With them it will be a matter of winning significant victory on the unlikely field of Memphis. Failure, including inconclusiveness, would strengthen their hand greatly and, in principle, decisively.

Ironically, but of course, the outcome will depend to a large degree upon the establishment, local and national. Memphis, at this writing, is shaping up as the serious test, not of the movement, but of the national will and value system that the Washington campaign was meant to be. Perhaps Memphis will not be decisive, but it will be crucial: it will greatly increase or decrease the already too-slim chance of averting months -- maybe years -- of agony for American cities.

The prospect is not good. The evidence thus far indicates that decision-makers will rely upon police power to do the simply impossible job of making men resign themselves to intolerable injustice and indignity. There is still no indication that the white people are many or powerful in Memphis who understand that Negro leaders have no choice but to escalate the protest. They have been allowed no alternative but the totally unacceptable and impossible one of reverting to the status quo ante. The pundits delineate two alternatives for Dr. King and those he represents: nonviolence or nonprotest. There is a third possibility: justice.

On Friday, the day after the "riot," two or three hundred adult Negroes, mostly sanitation workers and ministers, marched from Clayborn Temple to the city hall and back. As they had been doing for seven weeks, they marched single file, silently, two-car lengths apart, carrying their placards.

But this time they were escorted by five armored personnel carriers, five jeeps, three huge military trucks, and a covered pickup truck -- all loaded with guardsmen.

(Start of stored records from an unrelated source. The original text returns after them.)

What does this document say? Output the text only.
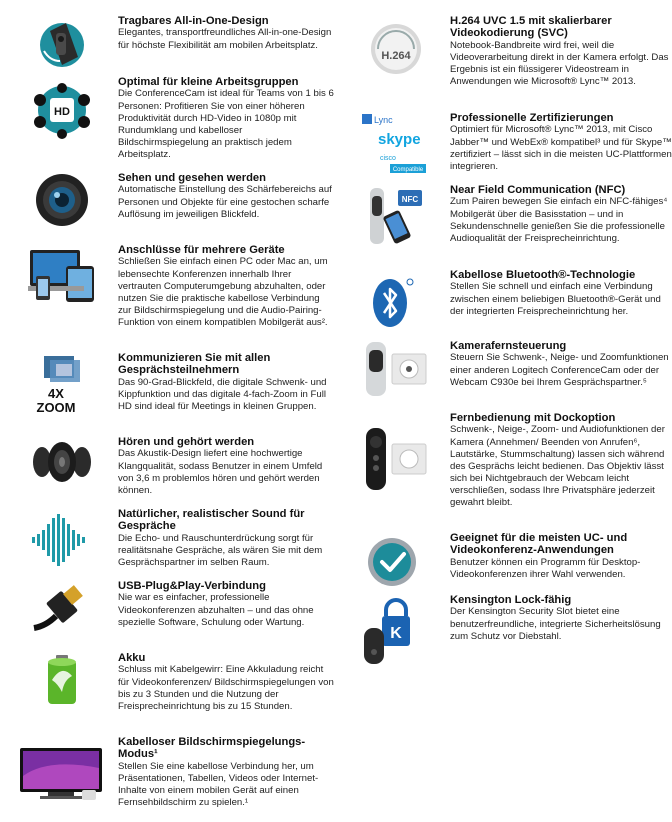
Tragbares All-in-One-Design
Elegantes, transportfreundliches All-in-one-Design für höchste Flexibilität am mobilen Arbeitsplatz.
HD
Optimal für kleine Arbeitsgruppen
Die ConferenceCam ist ideal für Teams von 1 bis 6 Personen: Profitieren Sie von einer höheren Produktivität durch HD-Video in 1080p mit Rundumklang und kabelloser Bildschirmspiegelung an praktisch jedem Arbeitsplatz.
Sehen und gesehen werden
Automatische Einstellung des Schärfebereichs auf Personen und Objekte für eine gestochen scharfe Auflösung im jeweiligen Blickfeld.
Anschlüsse für mehrere Geräte
Schließen Sie einfach einen PC oder Mac an, um lebensechte Konferenzen innerhalb Ihrer vertrauten Computerumgebung abzuhalten, oder nutzen Sie die praktische kabellose Verbindung zur Bildschirmspiegelung und die Audio-Pairing-Funktion von einem kompatiblen Mobilgerät aus².
4X
ZOOM
Kommunizieren Sie mit allen Gesprächsteilnehmern
Das 90-Grad-Blickfeld, die digitale Schwenk- und Kippfunktion und das digitale 4-fach-Zoom in Full HD sind ideal für Meetings in kleinen Gruppen.
Hören und gehört werden
Das Akustik-Design liefert eine hochwertige Klangqualität, sodass Benutzer in einem Umfeld von 3,6 m problemlos hören und gehört werden können.
Natürlicher, realistischer Sound für Gespräche
Die Echo- und Rauschunterdrückung sorgt für realitätsnahe Gespräche, als wären Sie mit dem Gesprächspartner im selben Raum.
USB-Plug&Play-Verbindung
Nie war es einfacher, professionelle Videokonferenzen abzuhalten – und das ohne spezielle Software, Schulung oder Wartung.
Akku
Schluss mit Kabelgewirr: Eine Akkuladung reicht für Videokonferenzen/ Bildschirmspiegelungen von bis zu 3 Stunden und die Nutzung der Freisprecheinrichtung bis zu 15 Stunden.
Kabelloser Bildschirmspiegelungs-Modus¹
Stellen Sie eine kabellose Verbindung her, um Präsentationen, Tabellen, Videos oder Internet-Inhalte von einem mobilen Gerät auf einen Fernsehbildschirm zu spielen.¹
H.264
H.264 UVC 1.5 mit skalierbarer Videokodierung (SVC)
Notebook-Bandbreite wird frei, weil die Videoverarbeitung direkt in der Kamera erfolgt. Das Ergebnis ist ein flüssigerer Videostream in Anwendungen wie Microsoft® Lync™ 2013.
Lync
skype
cisco
Compatible
Professionelle Zertifizierungen
Optimiert für Microsoft® Lync™ 2013, mit Cisco Jabber™ und WebEx® kompatibel³ und für Skype™ zertifiziert – lässt sich in die meisten UC-Plattformen integrieren.
NFC
Near Field Communication (NFC)
Zum Pairen bewegen Sie einfach ein NFC-fähiges⁴ Mobilgerät über die Basisstation – und in Sekundenschnelle genießen Sie die professionelle Audioqualität der Freisprecheinrichtung.
Kabellose Bluetooth®-Technologie
Stellen Sie schnell und einfach eine Verbindung zwischen einem beliebigen Bluetooth®-Gerät und der integrierten Freisprecheinrichtung her.
Kamerafernsteuerung
Steuern Sie Schwenk-, Neige- und Zoomfunktionen einer anderen Logitech ConferenceCam oder der Webcam C930e bei Ihrem Gesprächspartner.⁵
Fernbedienung mit Dockoption
Schwenk-, Neige-, Zoom- und Audiofunktionen der Kamera (Annehmen/ Beenden von Anrufen⁶, Lautstärke, Stummschaltung) lassen sich während des Gesprächs leicht bedienen. Das Objektiv lässt sich bei Nichtgebrauch der Webcam leicht verschließen, sodass Ihre Privatsphäre jederzeit gewahrt bleibt.
Geeignet für die meisten UC- und Videokonferenz-Anwendungen
Benutzer können ein Programm für Desktop-Videokonferenzen ihrer Wahl verwenden.
K
Kensington Lock-fähig
Der Kensington Security Slot bietet eine benutzerfreundliche, integrierte Sicherheitslösung zum Schutz vor Diebstahl.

The tracks of the personnel carriers chewed up streets. The guardsmen, with bayonets fixed and rifles at ready, scanned downtown buildings for snipers -- as they had been drilled to do, no doubt. Gunners kept ready hands on machine guns. All of this attracted larger crowds of spectators, of course, than the demonstrators had enjoyed for any other such march.

One rather homely sanitation worker trudged along, eyes downcast and brow knitted in bewilderment. Clearly that any affair of his could be so important and dangerous was quite beyond his ken. "I just don't understand it," he said. "All we're asking for is justice. What could be wrong with that?"

It is not the nonviolent movement that is on trial in Memphis, but -- once more -- American democracy. Not the leadership of some Negro ministers is threatened, but the nation itself.